As expected survival analysis indicated the relative severity of Hurler's syndrome, with median survival of 8.7 years, and the relative mildness of Sheie syndrome relative to Hurler-Sheie syndrome and all MPS I patients. Median survival could not be calculated for the Hurler-Sheie or Sheie syndromes at present due to the longer duration of follow up required.

Although 60% (25/41) of Hurler-Scheie and 33% (4/12) of Sheie patients had received treatment with enzyme replacement therapy the small sample sizes and the too recent emergence of treatment precluded the possibility of estimating an effect of the therapy on survival. With regard to bone marrow transplant in Hurler patients, censoring those patients who received a transplant reduced survival indicating the better prognosis of those selected to receive BMT and/or the benefit of BMT. The survival of Hurler patients post-BMT was very similar in this study to that recently reported for a pan-European multicentre study [16] which contained twice as many cases (n = 148 compared to 68), with survival rates at one year being 68% and remaining relatively stable for those followed for up to 10 years.

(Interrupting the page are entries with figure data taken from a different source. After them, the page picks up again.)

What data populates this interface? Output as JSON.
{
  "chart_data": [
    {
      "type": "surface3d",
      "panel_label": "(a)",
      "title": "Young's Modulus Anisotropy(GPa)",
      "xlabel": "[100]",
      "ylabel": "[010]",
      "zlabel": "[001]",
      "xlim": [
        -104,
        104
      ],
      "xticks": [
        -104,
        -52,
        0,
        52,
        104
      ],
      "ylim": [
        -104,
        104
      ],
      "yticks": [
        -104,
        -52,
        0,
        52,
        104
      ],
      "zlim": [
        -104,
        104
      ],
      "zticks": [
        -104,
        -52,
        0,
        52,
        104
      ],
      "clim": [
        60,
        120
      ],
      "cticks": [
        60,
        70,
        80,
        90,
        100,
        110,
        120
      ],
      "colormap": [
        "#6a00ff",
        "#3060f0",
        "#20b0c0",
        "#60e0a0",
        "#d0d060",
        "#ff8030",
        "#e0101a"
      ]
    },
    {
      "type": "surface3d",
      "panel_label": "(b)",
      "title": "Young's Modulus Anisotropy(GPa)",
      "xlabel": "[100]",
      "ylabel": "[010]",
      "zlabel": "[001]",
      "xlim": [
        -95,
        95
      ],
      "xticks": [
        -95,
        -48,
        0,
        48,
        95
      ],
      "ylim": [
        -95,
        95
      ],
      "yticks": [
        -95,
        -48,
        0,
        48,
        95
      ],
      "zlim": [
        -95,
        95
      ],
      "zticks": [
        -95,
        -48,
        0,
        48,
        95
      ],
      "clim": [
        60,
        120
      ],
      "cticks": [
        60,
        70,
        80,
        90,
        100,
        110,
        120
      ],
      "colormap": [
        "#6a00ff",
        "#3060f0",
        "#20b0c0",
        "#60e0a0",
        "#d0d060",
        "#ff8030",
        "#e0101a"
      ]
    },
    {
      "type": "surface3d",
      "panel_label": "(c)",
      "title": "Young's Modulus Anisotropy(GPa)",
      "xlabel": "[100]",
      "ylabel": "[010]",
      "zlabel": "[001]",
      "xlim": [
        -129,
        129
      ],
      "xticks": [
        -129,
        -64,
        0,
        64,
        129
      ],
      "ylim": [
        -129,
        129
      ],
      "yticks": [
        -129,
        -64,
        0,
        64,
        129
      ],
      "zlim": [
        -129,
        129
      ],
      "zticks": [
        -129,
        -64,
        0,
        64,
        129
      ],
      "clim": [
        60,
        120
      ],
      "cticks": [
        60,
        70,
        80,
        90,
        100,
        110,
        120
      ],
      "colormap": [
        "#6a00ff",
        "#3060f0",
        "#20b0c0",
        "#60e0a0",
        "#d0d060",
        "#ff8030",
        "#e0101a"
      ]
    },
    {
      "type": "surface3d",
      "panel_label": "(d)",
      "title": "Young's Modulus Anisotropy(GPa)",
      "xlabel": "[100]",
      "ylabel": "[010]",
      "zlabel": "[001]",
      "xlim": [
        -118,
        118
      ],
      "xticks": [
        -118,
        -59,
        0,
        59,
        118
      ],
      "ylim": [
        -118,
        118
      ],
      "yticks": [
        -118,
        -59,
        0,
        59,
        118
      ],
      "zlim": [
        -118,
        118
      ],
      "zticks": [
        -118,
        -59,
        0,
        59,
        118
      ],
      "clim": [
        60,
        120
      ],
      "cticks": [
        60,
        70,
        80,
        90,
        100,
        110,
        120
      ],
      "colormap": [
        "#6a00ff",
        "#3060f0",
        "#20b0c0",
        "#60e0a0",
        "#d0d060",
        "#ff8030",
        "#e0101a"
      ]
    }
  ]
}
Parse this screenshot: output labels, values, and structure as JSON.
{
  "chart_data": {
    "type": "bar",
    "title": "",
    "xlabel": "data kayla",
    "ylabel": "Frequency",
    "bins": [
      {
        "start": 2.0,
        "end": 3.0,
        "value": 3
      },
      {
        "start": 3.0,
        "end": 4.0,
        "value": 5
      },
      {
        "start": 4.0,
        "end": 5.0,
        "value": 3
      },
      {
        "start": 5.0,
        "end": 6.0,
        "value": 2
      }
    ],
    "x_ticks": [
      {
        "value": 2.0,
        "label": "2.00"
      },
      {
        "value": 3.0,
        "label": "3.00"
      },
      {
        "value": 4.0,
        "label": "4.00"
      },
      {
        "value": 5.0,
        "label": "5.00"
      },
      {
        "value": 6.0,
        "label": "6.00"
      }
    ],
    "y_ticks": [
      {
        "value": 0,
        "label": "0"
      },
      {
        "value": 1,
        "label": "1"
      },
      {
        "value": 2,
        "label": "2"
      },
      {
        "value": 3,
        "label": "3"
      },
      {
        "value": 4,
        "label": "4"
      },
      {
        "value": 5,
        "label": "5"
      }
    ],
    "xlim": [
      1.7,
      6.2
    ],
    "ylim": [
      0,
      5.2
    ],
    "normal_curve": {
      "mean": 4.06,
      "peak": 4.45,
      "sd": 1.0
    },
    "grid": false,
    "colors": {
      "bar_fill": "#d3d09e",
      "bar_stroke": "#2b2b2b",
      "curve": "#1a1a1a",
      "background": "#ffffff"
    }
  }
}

Surveillance of long term effectiveness and of adverse events relating to drug and other treatments is best reliant on large, population-based, disease-specific, well organised studies. For very rare conditions, disease specific registries would represent the best way of monitoring treatment effectiveness in terms of survival and other patient-centred outcome measures. Furthermore, they are very useful for measuring adverse events which are doubly difficult to monitor through hopefully low frequency of such events and the rarity of the disease. Whilst the treatment licensing bodies can request post-marketing studies, in addition to post-marketing reporting of adverse events, these usually only collect data on patients treated with the specific intervention and thus untreated patients or patients treated with other interventions (licensed or otherwise) are often not included [18]. Furthermore, the US Food and Drug Administration documentation demonstrates that post-marketing studies committed to by the pharmaceutical industry are infrequently implemented or completed [19]. The clinical registries of individual or multiple specialist centres set up for disease-specific conditions and unique charitable registries, such the one utilised in this report set up by the Society for Mucopolysaccharide Diseases UK [20], may offer the only reliable source of information on the natural history and the effect of therapies for specific rare conditions. With more therapies on the horizon, their likely marketing approval under orphan drug legislation and relative great expense, it is important that properly functioning registries be created or supported if they already exist, to record data on all patients whether treated with emerging technologies or not.

This study, with the most extended follow up to date in a large target population, sets the birth prevalence of MPS I at 1.07/100,000 live births and median survival at 11.6 years.